A machine-learning program for food recognition
We've found ourselves in a need of a program, that's going to detect nutrition value of food we take picture of, instead of manually adding food name and checking those data by hand. This could be a must-have application on your phone in a near future, used by all the people that care about health and fitness on daily basis.
After few days of learning keras/tensorflow libs, we've noticed that we'd need a hell of a computer to get a proper results (accuracy). That's mainly caused by not utilisating GPU, and to get proper results usage of both CPU and GPU is a must.
In order to successfuly run the project you'd need:
- Python 2.X/3.X version
- Keras
- Numpy
- Tensorflow as a backend
- scipy
- dotenv
Dotenv is used for static variables. To set up the project, rename .env.example to .env, and modify the data in it according to your needs.
epochs={NUMBER OF EPOCHS}
batch_size={NUMBER OF BATCH SIZE}
dropout={DROPOUT NUMBER}
train_images={RELATIVE/ABSOLUTE PATH TO TRAIN JSON FILE}
test_images={RELATIVE/ABSOLUTE PATH TO TEST JSON FILE}
supported_food={LIST OF SUPPORTED FOODS}
trained_model_url={TRAINED MODEL SAVE LOCATION}
image_url={PATH TO THE IMAGE FOR RECOGNITION}
nutrition_value_json_path={PATH TO JSON WITH NUTRITION VALUE}
As most of food-recognition projects, we are also using Food-101 Dataset. It contains 101 diffrent classes, which is fairsome amount for training. There are 1000 images of each food (around 750 for training, and 250 for testing) which makes it in total of ~101,000 different images.
We've used MyFitnessPal for getting nutrition values for each of 101 diffrent food. They have been added manually by our team member. The intention was to add this in an embedded database, but we ended up with json, and it'll do the job since it has only 101 diffrent objects.
Dataset that we used offers train/test images in one folder, and two json files, train.json - which contains paths to train images, and test.json containing paths to test images. We've parsed both json files, and extracted train and test images to train and test folder respectfully:
def exportImages(json_url):
data = json.load(open(json_url))
prepend_url = 'ordered_images/test/'
if "test" not in json_url:
prepend_url = 'ordered_images/train/'
pathlib.Path(prepend_url).mkdir(parents=True, exist_ok=True)

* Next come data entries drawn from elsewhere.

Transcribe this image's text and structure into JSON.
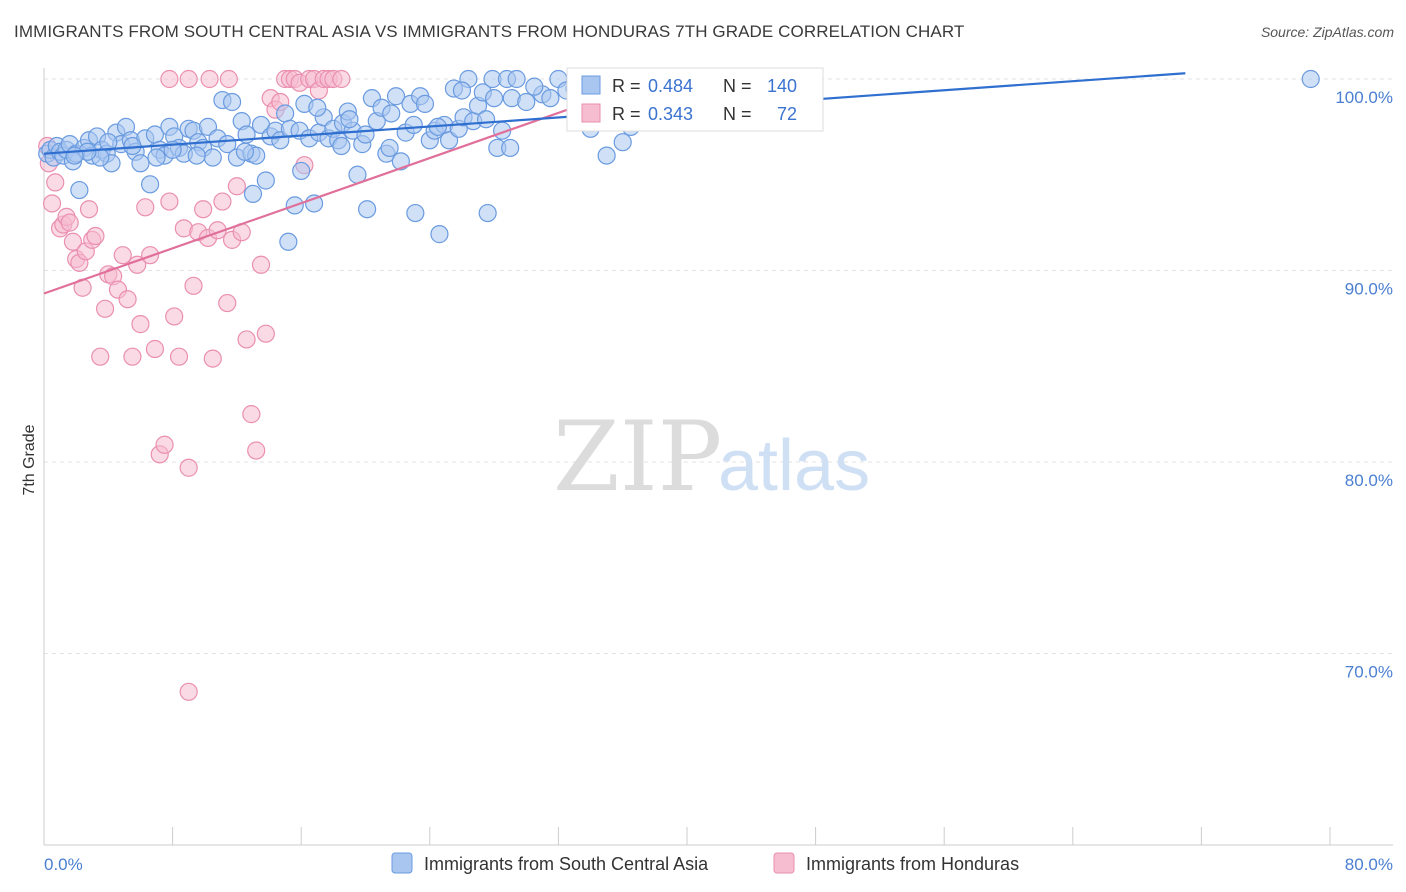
{
  "title": "IMMIGRANTS FROM SOUTH CENTRAL ASIA VS IMMIGRANTS FROM HONDURAS 7TH GRADE CORRELATION CHART",
  "source": "Source: ZipAtlas.com",
  "watermark": {
    "zip": "ZIP",
    "atlas": "atlas"
  },
  "colors": {
    "blue_fill": "#a9c6f0",
    "blue_stroke": "#6a9be0",
    "blue_line": "#2f6fcf",
    "pink_fill": "#f6bcd0",
    "pink_stroke": "#ea8fb0",
    "pink_line": "#e0709a",
    "axis_text": "#4a7fd1",
    "grid": "#e3e3e3"
  },
  "stats_box": [
    {
      "r_label": "R =",
      "r_value": "0.484",
      "n_label": "N =",
      "n_value": "140"
    },
    {
      "r_label": "R =",
      "r_value": "0.343",
      "n_label": "N =",
      "n_value": "72"
    }
  ],
  "chart_data": {
    "type": "scatter",
    "title": "IMMIGRANTS FROM SOUTH CENTRAL ASIA VS IMMIGRANTS FROM HONDURAS 7TH GRADE CORRELATION CHART",
    "xlabel": "",
    "ylabel": "7th Grade",
    "xlim": [
      0,
      80
    ],
    "ylim": [
      60,
      100
    ],
    "x_tick_labels": [
      "0.0%",
      "80.0%"
    ],
    "y_ticks": [
      100,
      90,
      80,
      70
    ],
    "y_tick_labels": [
      "100.0%",
      "90.0%",
      "80.0%",
      "70.0%"
    ],
    "grid": "horizontal dashed",
    "legend_position": "bottom",
    "series": [
      {
        "name": "Immigrants from South Central Asia",
        "color": "#6a9be0",
        "trend": {
          "x": [
            0,
            71
          ],
          "y": [
            96.1,
            100.3
          ]
        },
        "points": [
          [
            0.2,
            96.1
          ],
          [
            0.4,
            96.3
          ],
          [
            0.6,
            95.9
          ],
          [
            0.8,
            96.5
          ],
          [
            1.0,
            96.2
          ],
          [
            1.2,
            96.0
          ],
          [
            1.4,
            96.3
          ],
          [
            1.6,
            96.6
          ],
          [
            1.8,
            95.7
          ],
          [
            2.0,
            96.1
          ],
          [
            2.2,
            94.2
          ],
          [
            2.5,
            96.4
          ],
          [
            2.8,
            96.8
          ],
          [
            3.0,
            96.0
          ],
          [
            3.3,
            97.0
          ],
          [
            3.6,
            96.3
          ],
          [
            3.9,
            96.1
          ],
          [
            4.2,
            95.6
          ],
          [
            4.5,
            97.2
          ],
          [
            4.8,
            96.6
          ],
          [
            5.1,
            97.5
          ],
          [
            5.4,
            96.8
          ],
          [
            5.7,
            96.2
          ],
          [
            6.0,
            95.6
          ],
          [
            6.3,
            96.9
          ],
          [
            6.6,
            94.5
          ],
          [
            6.9,
            97.1
          ],
          [
            7.2,
            96.3
          ],
          [
            7.5,
            96.0
          ],
          [
            7.8,
            97.5
          ],
          [
            8.1,
            97.0
          ],
          [
            8.4,
            96.4
          ],
          [
            8.7,
            96.1
          ],
          [
            9.0,
            97.4
          ],
          [
            9.3,
            97.3
          ],
          [
            9.6,
            96.7
          ],
          [
            9.9,
            96.4
          ],
          [
            10.2,
            97.5
          ],
          [
            10.5,
            95.9
          ],
          [
            10.8,
            96.9
          ],
          [
            11.1,
            98.9
          ],
          [
            11.4,
            96.6
          ],
          [
            11.7,
            98.8
          ],
          [
            12.0,
            95.9
          ],
          [
            12.3,
            97.8
          ],
          [
            12.6,
            97.1
          ],
          [
            12.9,
            96.1
          ],
          [
            13.2,
            96.0
          ],
          [
            13.5,
            97.6
          ],
          [
            13.8,
            94.7
          ],
          [
            14.1,
            97.0
          ],
          [
            14.4,
            97.3
          ],
          [
            14.7,
            96.8
          ],
          [
            15.0,
            98.2
          ],
          [
            15.3,
            97.4
          ],
          [
            15.6,
            93.4
          ],
          [
            15.9,
            97.3
          ],
          [
            16.2,
            98.7
          ],
          [
            16.5,
            96.9
          ],
          [
            16.8,
            93.5
          ],
          [
            17.1,
            97.2
          ],
          [
            17.4,
            98.0
          ],
          [
            17.7,
            96.9
          ],
          [
            18.0,
            97.4
          ],
          [
            18.3,
            96.8
          ],
          [
            18.6,
            97.7
          ],
          [
            18.9,
            98.3
          ],
          [
            19.2,
            97.3
          ],
          [
            19.5,
            95.0
          ],
          [
            19.8,
            96.6
          ],
          [
            20.1,
            93.2
          ],
          [
            20.4,
            99.0
          ],
          [
            20.7,
            97.8
          ],
          [
            21.0,
            98.5
          ],
          [
            21.3,
            96.1
          ],
          [
            21.6,
            98.2
          ],
          [
            21.9,
            99.1
          ],
          [
            22.2,
            95.7
          ],
          [
            22.5,
            97.2
          ],
          [
            22.8,
            98.7
          ],
          [
            23.1,
            93.0
          ],
          [
            23.4,
            99.1
          ],
          [
            23.7,
            98.7
          ],
          [
            24.0,
            96.8
          ],
          [
            24.3,
            97.3
          ],
          [
            24.6,
            91.9
          ],
          [
            24.9,
            97.6
          ],
          [
            25.2,
            96.8
          ],
          [
            25.5,
            99.5
          ],
          [
            25.8,
            97.4
          ],
          [
            26.1,
            98.0
          ],
          [
            26.4,
            100.0
          ],
          [
            26.7,
            97.8
          ],
          [
            27.0,
            98.6
          ],
          [
            27.3,
            99.3
          ],
          [
            27.6,
            93.0
          ],
          [
            27.9,
            100.0
          ],
          [
            28.2,
            96.4
          ],
          [
            28.5,
            97.3
          ],
          [
            28.8,
            100.0
          ],
          [
            29.1,
            99.0
          ],
          [
            29.4,
            100.0
          ],
          [
            30.0,
            98.8
          ],
          [
            31.0,
            99.2
          ],
          [
            32.0,
            100.0
          ],
          [
            33.0,
            99.5
          ],
          [
            34.0,
            97.4
          ],
          [
            35.0,
            96.0
          ],
          [
            36.0,
            96.7
          ],
          [
            37.0,
            100.0
          ],
          [
            12.5,
            96.2
          ],
          [
            13.0,
            94.0
          ],
          [
            9.5,
            96.0
          ],
          [
            8.0,
            96.3
          ],
          [
            7.0,
            95.9
          ],
          [
            5.5,
            96.5
          ],
          [
            4.0,
            96.7
          ],
          [
            3.5,
            95.9
          ],
          [
            2.7,
            96.2
          ],
          [
            1.9,
            96.0
          ],
          [
            15.2,
            91.5
          ],
          [
            16.0,
            95.2
          ],
          [
            17.0,
            98.5
          ],
          [
            18.5,
            96.5
          ],
          [
            19.0,
            97.9
          ],
          [
            20.0,
            97.1
          ],
          [
            21.5,
            96.4
          ],
          [
            23.0,
            97.6
          ],
          [
            24.5,
            97.5
          ],
          [
            26.0,
            99.4
          ],
          [
            27.5,
            97.9
          ],
          [
            28.0,
            99.0
          ],
          [
            29.0,
            96.4
          ],
          [
            30.5,
            99.6
          ],
          [
            31.5,
            99.0
          ],
          [
            32.5,
            99.4
          ],
          [
            33.5,
            99.8
          ],
          [
            34.5,
            98.5
          ],
          [
            36.5,
            97.5
          ],
          [
            78.8,
            100.0
          ]
        ]
      },
      {
        "name": "Immigrants from Honduras",
        "color": "#ea8fb0",
        "trend": {
          "x": [
            0,
            38
          ],
          "y": [
            88.8,
            100.0
          ]
        },
        "points": [
          [
            0.2,
            96.5
          ],
          [
            0.3,
            95.6
          ],
          [
            0.5,
            93.5
          ],
          [
            0.7,
            94.6
          ],
          [
            1.0,
            92.2
          ],
          [
            1.2,
            92.4
          ],
          [
            1.4,
            92.8
          ],
          [
            1.6,
            92.5
          ],
          [
            1.8,
            91.5
          ],
          [
            2.0,
            90.6
          ],
          [
            2.2,
            90.4
          ],
          [
            2.4,
            89.1
          ],
          [
            2.6,
            91.0
          ],
          [
            2.8,
            93.2
          ],
          [
            3.0,
            91.6
          ],
          [
            3.2,
            91.8
          ],
          [
            3.5,
            85.5
          ],
          [
            3.8,
            88.0
          ],
          [
            4.0,
            89.8
          ],
          [
            4.3,
            89.7
          ],
          [
            4.6,
            89.0
          ],
          [
            4.9,
            90.8
          ],
          [
            5.2,
            88.5
          ],
          [
            5.5,
            85.5
          ],
          [
            5.8,
            90.3
          ],
          [
            6.0,
            87.2
          ],
          [
            6.3,
            93.3
          ],
          [
            6.6,
            90.8
          ],
          [
            6.9,
            85.9
          ],
          [
            7.2,
            80.4
          ],
          [
            7.5,
            80.9
          ],
          [
            7.8,
            93.6
          ],
          [
            8.1,
            87.6
          ],
          [
            8.4,
            85.5
          ],
          [
            8.7,
            92.2
          ],
          [
            9.0,
            79.7
          ],
          [
            9.3,
            89.2
          ],
          [
            9.6,
            92.0
          ],
          [
            9.9,
            93.2
          ],
          [
            10.2,
            91.7
          ],
          [
            10.5,
            85.4
          ],
          [
            10.8,
            92.1
          ],
          [
            11.1,
            93.6
          ],
          [
            11.4,
            88.3
          ],
          [
            11.7,
            91.6
          ],
          [
            12.0,
            94.4
          ],
          [
            12.3,
            92.0
          ],
          [
            12.6,
            86.4
          ],
          [
            12.9,
            82.5
          ],
          [
            13.2,
            80.6
          ],
          [
            13.5,
            90.3
          ],
          [
            13.8,
            86.7
          ],
          [
            14.1,
            99.0
          ],
          [
            14.4,
            98.4
          ],
          [
            14.7,
            98.8
          ],
          [
            15.0,
            100.0
          ],
          [
            15.3,
            100.0
          ],
          [
            15.6,
            100.0
          ],
          [
            15.9,
            99.8
          ],
          [
            16.2,
            95.5
          ],
          [
            16.5,
            100.0
          ],
          [
            16.8,
            100.0
          ],
          [
            17.1,
            99.4
          ],
          [
            17.4,
            100.0
          ],
          [
            17.7,
            100.0
          ],
          [
            18.0,
            100.0
          ],
          [
            7.8,
            100.0
          ],
          [
            9.0,
            100.0
          ],
          [
            10.3,
            100.0
          ],
          [
            11.5,
            100.0
          ],
          [
            18.5,
            100.0
          ],
          [
            9.0,
            68.0
          ]
        ]
      }
    ]
  },
  "legend": [
    {
      "label": "Immigrants from South Central Asia"
    },
    {
      "label": "Immigrants from Honduras"
    }
  ]
}
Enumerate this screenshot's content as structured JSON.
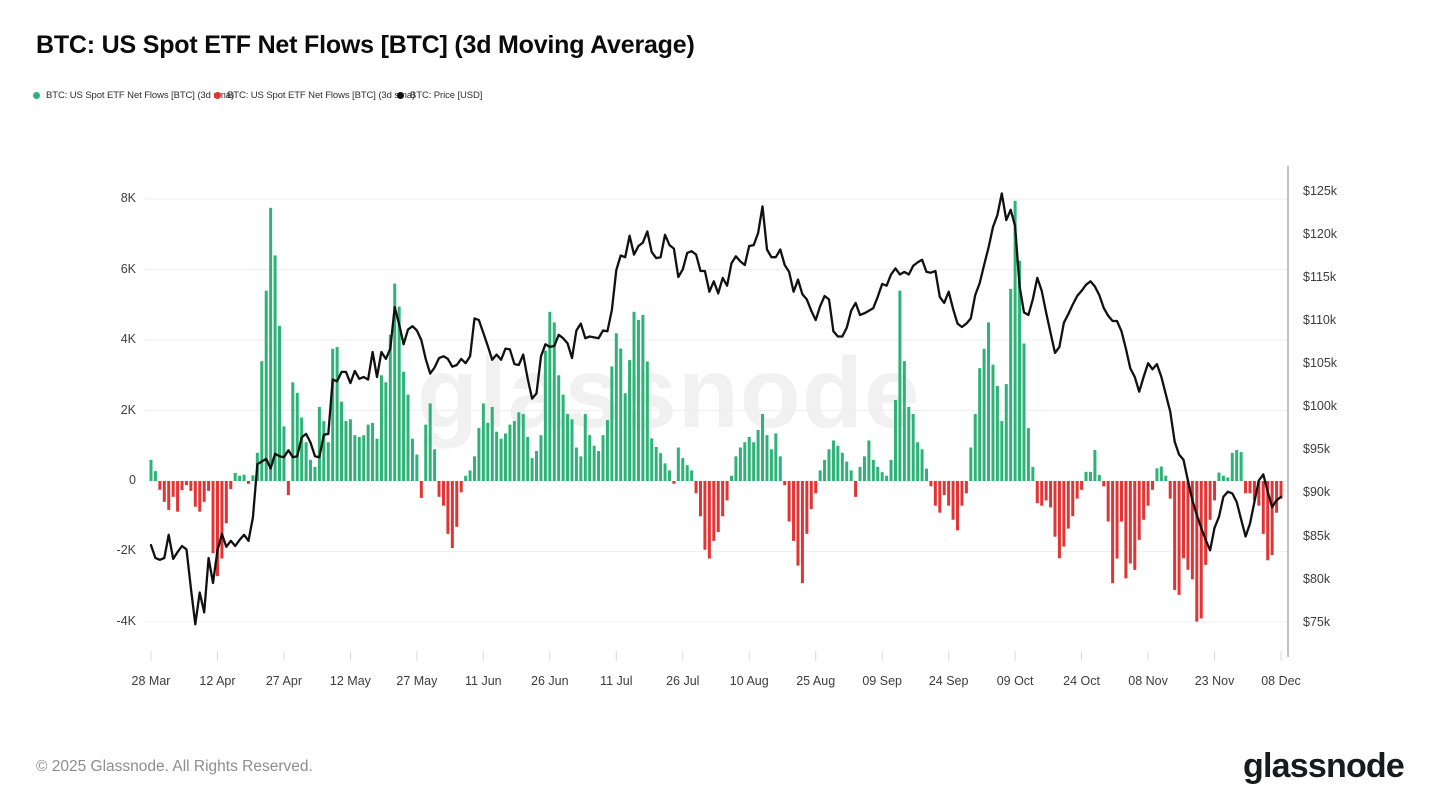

for food_obj in data.values():
for food_url in food_obj:
food_class = food_url.split('/')[0]
if food_class not in classes:
break
pathlib.Path(prepend_url + food_class).mkdir(parents=True, exist_ok=True)
print('copying file to ' + prepend_url + food_url + '.jpg')
copyfile('images/' + food_url + '.jpg', prepend_url + food_url + '.jpg')
As for image processing, we are using build-in Keras generator ImageDataGenerator This generator generate batches of tensor image data with real-time data augmentation. Basically, it creates loads of images and holds it in RAM memory. You can, however, save it in a file, but we didn't do that in our project as it would be space consuming.
Using GlobalAveragePooling is one of the things that boosted our accuracy, unlike MaxPooling that gave bad results. So far, the best result we got is with ResNet50, and that's what we used in code
We used ResidualNetwork for training purposes
We have tested training model with 4 different food classes and the result we got is 60%-65% accuracy with only one epoche.
We've tested training on top-level i5 processor and to finish one epoche, we'd have to train for 1,400 hours. Nonetheless, we've searched for alternatives, and managed to rent server with better CPU on ovh.com. It was 4x faster then i5, and it would take around ~350 hours to do one epoche.
Server specifications are:
Intel Xeon E3-1270v6
4c/8t - 3.8GHz /4.2GHz
32GB DDR4 ECC 2400 MHz
SoftRaid 2x2TB
500 Mbps bandwidth
vRack: 10 Mbps
Even with cloud CPU we rented, the end-results weren't satisfying. We've noticed that not all of the CPU on cloud was used for training. One of the ideas we had, was to optimize image data generator. The problem within was that Keras documentation for ImageDataGenerator was one pager, it's pretty shallow with loads of that missing, so we decided to modify it by creating new processes. This however, was not used in project but code's on the repository in image_gen_extended.py file. The idea was to create multiple processes that would basically to the training, which is going to use more of processor's resources for training.